Warnungen vor der Auswanderungssucht 1816

Trierische Zeitung
Donnerstag den 8. August 1816
Nummer 95

Frankfurt, vom 2. August.

Zu den schwer zu erklärenden Erscheinungen gehört es, dass der Teutsche
obgleich seiner Nation, seinem Vaterlande, seinen bürgerlichen Verhältnissen
so treu anhängend, doch von Zeit zu Zeit von der Auswanderungsucht
ergriffen wird. Diese Sucht herrschte unter anderem in den Jahren 1768 und 1784
gleich einer ansteckenden Krankheit. Tausende von Familien, durch täuschende
Versprechungen von betrügerischen Bewerbern hingerissen, verließen mit ihrer
in der Eile nachteilig versilberten Habe das Vaterland, um in Amerika und
in Polen dem Blendwerke eines größeren Glücks nachzulaufen. Hatten sie sich
dann unter Mangel und Elend aller Art bis zum Ziele ihrer eiteln
Hoffnungen hindurch gearbeitet und gebettelt, dann erkannten sie es zu spät, dass
man sie betrogen hatte und beweinten vergeblich ihre Leichtgläubigkeit, weil
die Rückkehr in das verlassene bessere Vaterland innen verschlossen war.
Mit bitterer Reue gedachten sie dann des Ausspruchs der Heiligen Schrift:
bleibe im Lande und nähre dich redlich!

Das Journal von und für Teutschland, Schlözers Staats-Anzeiger, die
Teutsche Zeitung und der allgemeine Anzeiger der Teutschen, enthalten Beispiele
und Warnungen in Fülle.

Leider scheinen diese Arbeit bei einem großen Teil der Bewohner der
Schweiz und der Rheinprovinz vergessen, oder nicht zu ihrer Kunde gekommen zu
sein; denn auch jetzt sind viele Einwohner desselben von jener
Auswanderungssucht befallen und geben sich dieser mit ebenso großer Sorglosigkeit hin wie
der Türke der Pest. Die Ausführung ihres Vorhabens wird eben so wie den
früheren Auswanderer die Reue auf dem Fuße nachfolgen; denn sehr bald werden
sie sich überzeugen, daß die Stimme der Verführung sie irre geleitet hat;
daß Luftschlösser an die Stelle einer gesegneten, vom Joche des Unterdrücker
des befreiten Heimat getreten, daß Vaterland, Freunde, Verwandte, gewohnte
Sitten und Gebräuche, verschwunden sind, daß die Hilfe der alten
teilnehmenden Obrigkeit, der Trost des vertrauten Seelsorgers versagt ist und eine
fremde unbekannte Sprache keine Mitteilung gestattet.

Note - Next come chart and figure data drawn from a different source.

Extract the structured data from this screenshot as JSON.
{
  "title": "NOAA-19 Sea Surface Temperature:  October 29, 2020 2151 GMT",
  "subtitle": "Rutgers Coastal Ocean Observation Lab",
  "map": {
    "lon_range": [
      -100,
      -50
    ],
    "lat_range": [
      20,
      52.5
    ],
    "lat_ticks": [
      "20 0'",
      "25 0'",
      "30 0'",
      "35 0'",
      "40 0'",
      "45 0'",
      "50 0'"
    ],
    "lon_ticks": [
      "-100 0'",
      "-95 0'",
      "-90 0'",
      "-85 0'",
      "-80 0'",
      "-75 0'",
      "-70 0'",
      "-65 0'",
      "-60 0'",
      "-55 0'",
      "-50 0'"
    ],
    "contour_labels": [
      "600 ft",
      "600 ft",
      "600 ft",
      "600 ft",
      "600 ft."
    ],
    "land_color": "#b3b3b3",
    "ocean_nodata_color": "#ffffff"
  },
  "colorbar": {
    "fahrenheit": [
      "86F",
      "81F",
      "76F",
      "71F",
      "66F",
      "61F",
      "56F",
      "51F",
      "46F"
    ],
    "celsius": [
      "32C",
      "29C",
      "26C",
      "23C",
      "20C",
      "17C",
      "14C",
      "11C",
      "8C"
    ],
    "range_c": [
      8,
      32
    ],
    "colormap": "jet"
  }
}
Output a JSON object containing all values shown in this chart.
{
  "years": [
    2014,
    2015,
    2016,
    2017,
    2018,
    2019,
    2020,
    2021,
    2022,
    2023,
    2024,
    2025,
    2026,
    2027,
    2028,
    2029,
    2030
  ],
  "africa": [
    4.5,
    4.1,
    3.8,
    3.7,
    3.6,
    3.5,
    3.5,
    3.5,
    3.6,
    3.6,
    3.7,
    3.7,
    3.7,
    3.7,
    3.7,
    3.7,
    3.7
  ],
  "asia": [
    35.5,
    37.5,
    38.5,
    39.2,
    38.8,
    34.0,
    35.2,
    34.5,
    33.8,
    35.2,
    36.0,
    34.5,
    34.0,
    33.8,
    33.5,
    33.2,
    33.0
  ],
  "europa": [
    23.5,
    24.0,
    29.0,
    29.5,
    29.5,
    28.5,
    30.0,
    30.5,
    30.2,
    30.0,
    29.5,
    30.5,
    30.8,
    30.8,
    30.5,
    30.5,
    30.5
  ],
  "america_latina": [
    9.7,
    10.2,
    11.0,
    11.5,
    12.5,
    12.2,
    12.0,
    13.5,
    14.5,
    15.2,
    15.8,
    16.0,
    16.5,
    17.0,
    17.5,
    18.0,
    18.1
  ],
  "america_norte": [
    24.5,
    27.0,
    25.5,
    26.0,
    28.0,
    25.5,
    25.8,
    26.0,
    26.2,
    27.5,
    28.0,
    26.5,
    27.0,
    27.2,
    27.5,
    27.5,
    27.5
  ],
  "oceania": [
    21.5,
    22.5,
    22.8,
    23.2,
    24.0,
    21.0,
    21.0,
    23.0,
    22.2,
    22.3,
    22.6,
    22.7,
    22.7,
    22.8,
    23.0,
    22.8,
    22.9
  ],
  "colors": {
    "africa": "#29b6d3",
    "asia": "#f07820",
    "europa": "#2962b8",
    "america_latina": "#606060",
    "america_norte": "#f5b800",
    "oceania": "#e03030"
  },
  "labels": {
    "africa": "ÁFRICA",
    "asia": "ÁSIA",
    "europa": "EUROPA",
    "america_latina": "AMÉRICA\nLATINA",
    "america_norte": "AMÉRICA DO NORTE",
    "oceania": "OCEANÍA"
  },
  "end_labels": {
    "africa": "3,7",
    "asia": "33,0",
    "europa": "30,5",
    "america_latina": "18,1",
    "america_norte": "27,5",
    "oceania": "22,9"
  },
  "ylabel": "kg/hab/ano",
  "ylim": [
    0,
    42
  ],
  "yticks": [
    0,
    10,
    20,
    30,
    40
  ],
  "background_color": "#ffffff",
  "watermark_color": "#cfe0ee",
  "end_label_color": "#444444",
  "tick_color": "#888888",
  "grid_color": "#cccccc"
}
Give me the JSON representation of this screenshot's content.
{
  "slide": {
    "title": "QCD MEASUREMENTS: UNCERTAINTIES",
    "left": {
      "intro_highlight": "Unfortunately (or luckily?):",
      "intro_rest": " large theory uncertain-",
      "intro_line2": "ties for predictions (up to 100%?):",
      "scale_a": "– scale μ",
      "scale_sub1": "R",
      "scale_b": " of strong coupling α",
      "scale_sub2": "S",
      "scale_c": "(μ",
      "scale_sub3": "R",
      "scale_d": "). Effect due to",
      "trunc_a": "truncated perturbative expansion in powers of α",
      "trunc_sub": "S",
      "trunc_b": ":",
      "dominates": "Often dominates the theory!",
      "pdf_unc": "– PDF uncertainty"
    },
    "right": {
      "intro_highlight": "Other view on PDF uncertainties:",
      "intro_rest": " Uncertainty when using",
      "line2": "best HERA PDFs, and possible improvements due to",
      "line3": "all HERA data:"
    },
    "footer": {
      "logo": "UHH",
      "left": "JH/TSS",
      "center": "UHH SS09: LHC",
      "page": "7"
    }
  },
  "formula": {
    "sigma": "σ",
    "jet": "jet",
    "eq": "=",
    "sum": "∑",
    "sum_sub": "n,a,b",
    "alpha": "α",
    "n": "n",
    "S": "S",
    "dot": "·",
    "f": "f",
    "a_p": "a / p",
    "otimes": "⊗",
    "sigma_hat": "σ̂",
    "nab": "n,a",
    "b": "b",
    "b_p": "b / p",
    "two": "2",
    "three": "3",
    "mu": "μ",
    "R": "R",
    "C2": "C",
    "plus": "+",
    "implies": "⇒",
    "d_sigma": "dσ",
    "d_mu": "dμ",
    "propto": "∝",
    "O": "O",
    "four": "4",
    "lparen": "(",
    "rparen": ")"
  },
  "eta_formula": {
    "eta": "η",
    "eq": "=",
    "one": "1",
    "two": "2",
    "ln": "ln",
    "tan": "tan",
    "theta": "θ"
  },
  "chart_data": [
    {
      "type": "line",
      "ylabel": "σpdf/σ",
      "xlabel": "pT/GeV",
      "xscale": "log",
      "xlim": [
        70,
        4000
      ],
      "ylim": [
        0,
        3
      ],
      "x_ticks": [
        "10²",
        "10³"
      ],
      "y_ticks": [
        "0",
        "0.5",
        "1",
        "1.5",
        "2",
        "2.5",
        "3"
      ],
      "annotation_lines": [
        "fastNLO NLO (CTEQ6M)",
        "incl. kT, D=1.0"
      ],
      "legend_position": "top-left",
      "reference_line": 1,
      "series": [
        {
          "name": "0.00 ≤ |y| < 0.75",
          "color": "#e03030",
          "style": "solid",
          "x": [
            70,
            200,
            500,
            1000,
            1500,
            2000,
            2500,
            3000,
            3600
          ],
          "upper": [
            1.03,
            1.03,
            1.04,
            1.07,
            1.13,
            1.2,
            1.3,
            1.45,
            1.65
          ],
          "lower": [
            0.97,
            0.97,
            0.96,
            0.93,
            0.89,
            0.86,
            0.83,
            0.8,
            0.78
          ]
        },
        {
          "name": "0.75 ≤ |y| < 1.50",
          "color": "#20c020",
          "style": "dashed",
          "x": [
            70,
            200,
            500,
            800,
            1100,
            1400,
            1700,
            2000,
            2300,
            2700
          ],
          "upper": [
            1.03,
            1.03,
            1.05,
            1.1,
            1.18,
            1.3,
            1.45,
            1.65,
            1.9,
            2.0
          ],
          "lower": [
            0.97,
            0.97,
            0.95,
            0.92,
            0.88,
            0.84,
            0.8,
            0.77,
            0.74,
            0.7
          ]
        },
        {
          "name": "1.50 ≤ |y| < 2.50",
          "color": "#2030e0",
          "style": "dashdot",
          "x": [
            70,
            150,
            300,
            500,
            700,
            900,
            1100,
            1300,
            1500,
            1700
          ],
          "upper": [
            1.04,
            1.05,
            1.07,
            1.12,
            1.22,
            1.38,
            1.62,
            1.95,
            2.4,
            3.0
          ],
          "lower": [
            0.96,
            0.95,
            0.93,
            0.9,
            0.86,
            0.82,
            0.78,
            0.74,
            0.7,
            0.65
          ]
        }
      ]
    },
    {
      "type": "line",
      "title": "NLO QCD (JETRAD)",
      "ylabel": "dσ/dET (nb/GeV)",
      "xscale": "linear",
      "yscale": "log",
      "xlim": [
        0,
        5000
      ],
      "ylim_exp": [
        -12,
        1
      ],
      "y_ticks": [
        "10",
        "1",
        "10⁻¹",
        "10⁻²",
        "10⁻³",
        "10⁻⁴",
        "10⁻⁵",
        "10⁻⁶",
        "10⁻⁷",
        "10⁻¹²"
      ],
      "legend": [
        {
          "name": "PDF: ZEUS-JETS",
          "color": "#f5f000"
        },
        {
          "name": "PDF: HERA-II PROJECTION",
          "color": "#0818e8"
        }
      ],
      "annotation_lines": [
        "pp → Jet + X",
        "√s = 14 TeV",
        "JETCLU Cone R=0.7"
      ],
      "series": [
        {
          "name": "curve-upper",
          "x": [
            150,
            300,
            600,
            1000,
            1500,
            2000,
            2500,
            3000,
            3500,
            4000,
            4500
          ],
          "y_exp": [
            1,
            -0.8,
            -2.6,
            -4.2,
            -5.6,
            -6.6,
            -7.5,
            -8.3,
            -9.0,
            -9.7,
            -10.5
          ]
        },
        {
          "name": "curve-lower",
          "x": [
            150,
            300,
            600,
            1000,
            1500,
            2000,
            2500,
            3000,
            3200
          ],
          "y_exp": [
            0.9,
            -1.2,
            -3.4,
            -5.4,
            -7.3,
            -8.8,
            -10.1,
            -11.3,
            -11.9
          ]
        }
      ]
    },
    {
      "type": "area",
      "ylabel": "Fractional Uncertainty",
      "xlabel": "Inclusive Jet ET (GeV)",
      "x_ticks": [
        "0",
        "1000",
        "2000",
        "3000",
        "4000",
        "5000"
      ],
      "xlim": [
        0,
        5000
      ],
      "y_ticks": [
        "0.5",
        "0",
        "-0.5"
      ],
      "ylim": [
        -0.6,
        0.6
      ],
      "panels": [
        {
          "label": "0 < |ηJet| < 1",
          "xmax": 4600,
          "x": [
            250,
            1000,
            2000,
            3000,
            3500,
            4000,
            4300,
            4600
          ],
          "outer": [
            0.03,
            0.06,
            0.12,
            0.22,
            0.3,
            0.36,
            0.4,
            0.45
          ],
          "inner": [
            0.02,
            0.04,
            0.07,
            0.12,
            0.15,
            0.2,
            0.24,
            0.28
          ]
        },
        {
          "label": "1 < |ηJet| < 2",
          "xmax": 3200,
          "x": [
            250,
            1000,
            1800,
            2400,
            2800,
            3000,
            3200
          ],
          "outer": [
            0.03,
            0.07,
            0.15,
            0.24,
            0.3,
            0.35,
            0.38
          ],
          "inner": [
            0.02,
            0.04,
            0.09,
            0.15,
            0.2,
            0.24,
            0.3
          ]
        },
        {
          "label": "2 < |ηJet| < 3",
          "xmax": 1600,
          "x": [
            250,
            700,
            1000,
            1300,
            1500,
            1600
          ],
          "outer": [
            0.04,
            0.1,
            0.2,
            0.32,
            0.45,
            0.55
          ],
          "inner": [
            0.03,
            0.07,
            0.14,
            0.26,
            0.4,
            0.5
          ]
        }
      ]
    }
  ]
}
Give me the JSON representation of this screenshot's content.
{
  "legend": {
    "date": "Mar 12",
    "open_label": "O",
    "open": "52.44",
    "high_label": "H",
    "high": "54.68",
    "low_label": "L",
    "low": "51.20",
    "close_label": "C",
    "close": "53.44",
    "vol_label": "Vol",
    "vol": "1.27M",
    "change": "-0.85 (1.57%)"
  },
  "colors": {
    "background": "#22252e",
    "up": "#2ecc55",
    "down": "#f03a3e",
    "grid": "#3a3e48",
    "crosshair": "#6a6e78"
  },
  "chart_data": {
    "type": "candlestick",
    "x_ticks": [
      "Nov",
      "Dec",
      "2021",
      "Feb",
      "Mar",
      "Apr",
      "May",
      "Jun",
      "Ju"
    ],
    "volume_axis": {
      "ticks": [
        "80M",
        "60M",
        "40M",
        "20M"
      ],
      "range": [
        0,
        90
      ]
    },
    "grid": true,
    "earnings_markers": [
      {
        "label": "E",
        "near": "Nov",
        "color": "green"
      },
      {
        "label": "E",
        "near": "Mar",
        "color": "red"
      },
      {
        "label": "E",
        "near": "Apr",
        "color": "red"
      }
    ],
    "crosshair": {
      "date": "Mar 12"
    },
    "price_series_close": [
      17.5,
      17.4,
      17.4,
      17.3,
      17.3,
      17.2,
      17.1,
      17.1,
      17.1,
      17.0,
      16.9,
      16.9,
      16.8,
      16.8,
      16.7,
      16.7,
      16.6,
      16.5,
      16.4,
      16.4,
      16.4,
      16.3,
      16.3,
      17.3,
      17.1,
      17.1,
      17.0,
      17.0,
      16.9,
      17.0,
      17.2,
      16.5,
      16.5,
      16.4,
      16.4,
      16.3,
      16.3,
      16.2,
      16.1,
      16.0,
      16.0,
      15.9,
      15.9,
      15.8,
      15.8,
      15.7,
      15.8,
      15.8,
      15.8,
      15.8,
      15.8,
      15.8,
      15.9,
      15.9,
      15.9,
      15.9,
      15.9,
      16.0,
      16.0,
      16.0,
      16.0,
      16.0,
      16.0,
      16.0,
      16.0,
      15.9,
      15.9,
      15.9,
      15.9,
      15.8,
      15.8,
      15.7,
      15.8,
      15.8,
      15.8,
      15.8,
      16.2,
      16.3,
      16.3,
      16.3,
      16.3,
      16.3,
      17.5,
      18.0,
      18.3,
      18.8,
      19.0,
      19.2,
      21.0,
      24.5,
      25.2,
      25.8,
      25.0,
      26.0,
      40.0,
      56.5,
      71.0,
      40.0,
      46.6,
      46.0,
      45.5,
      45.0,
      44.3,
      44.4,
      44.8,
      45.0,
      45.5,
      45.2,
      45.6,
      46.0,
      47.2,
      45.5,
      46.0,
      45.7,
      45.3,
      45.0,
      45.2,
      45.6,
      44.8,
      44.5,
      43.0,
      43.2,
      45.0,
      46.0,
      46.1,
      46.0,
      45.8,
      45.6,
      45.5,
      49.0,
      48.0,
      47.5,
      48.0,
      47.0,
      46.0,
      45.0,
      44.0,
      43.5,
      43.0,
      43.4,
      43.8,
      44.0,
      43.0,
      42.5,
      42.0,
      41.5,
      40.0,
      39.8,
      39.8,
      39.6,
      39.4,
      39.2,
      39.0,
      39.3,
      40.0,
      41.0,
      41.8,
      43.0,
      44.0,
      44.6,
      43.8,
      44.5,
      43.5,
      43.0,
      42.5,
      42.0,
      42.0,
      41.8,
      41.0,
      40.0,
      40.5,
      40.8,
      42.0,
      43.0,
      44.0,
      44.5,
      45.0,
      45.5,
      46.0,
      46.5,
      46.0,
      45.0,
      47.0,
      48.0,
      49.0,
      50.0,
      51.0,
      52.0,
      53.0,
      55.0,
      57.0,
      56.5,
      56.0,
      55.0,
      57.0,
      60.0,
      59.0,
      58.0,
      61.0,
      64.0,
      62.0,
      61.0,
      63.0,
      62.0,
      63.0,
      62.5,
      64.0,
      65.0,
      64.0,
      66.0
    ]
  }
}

Es ist demnach Pflicht jedes sein Vaterland und seine Mitbürger liebenden
Teutschen, die in beklagenswerter Verblendung ihrem Verderben entgehen
zielende Einwohner zu wahrenden, solange es noch Zeit ist; besonders dringende
Pflicht ist dieses für Geistliche und weltliche Obrigkeiten. Hier zu Lande,
wo noch so viele unangebaute Wildländereien und zum Roden geeignete
Waldstücke vorhanden sind; wo es im Geiste der Regierungen so wesentlich liegt,
die Kultur und den Gewerbefleiß zu befördern; wo diese sich gewiss angelegen
sei entlassen werden, selbst den Tagelöhnern, welche ihr Brod redlich
verdienen wollen, dazu durch Wald=Wege=Bau= und anderen öffentlichen Arbeiten
Gelegenheit zu verschaffen: muss es den öffentlichen Behörden besonders
leicht werden, die getäuschten und verführten Einwohner von der Auswanderung
abzumahnen. Zwar sind jetzt, kurz vor der Ernte, die Preise der Brodfrüchte zu
einem sehr hohen Preise gestiegen; doch ist dies nur ein vorbeigehendes
Übel, womit auch die entferntesten Gegenden in diesem Jahr nicht verschont
geblieben sind. Beruhigende Nachrichten wegen der Ernte gehen von mehreren
Seiten ein, und die Preise sind schon wieder im sinken, weil einige
Regierungen sofort vorsorglicher Maßregeln durch unentgeltliche oder doch
wohlfeilere Austheilung von Früchten und Brod ergriffen haben. Zuverlässig wird es
also allen arbeitslustigen Einwohnern und redlichen Familienväter nicht an
Verdienst fehlen; sie können diesen hier als freie Staatsbürger im besseren
Vaterlande haben, und sind nicht genötigt, ihn in fernen Landen, wo
Leibeigenschaft und Rohheit zu Hause sind, unter fremden Sitten und bei fremder
Sprache noch weit kümmerlicher zu suchen.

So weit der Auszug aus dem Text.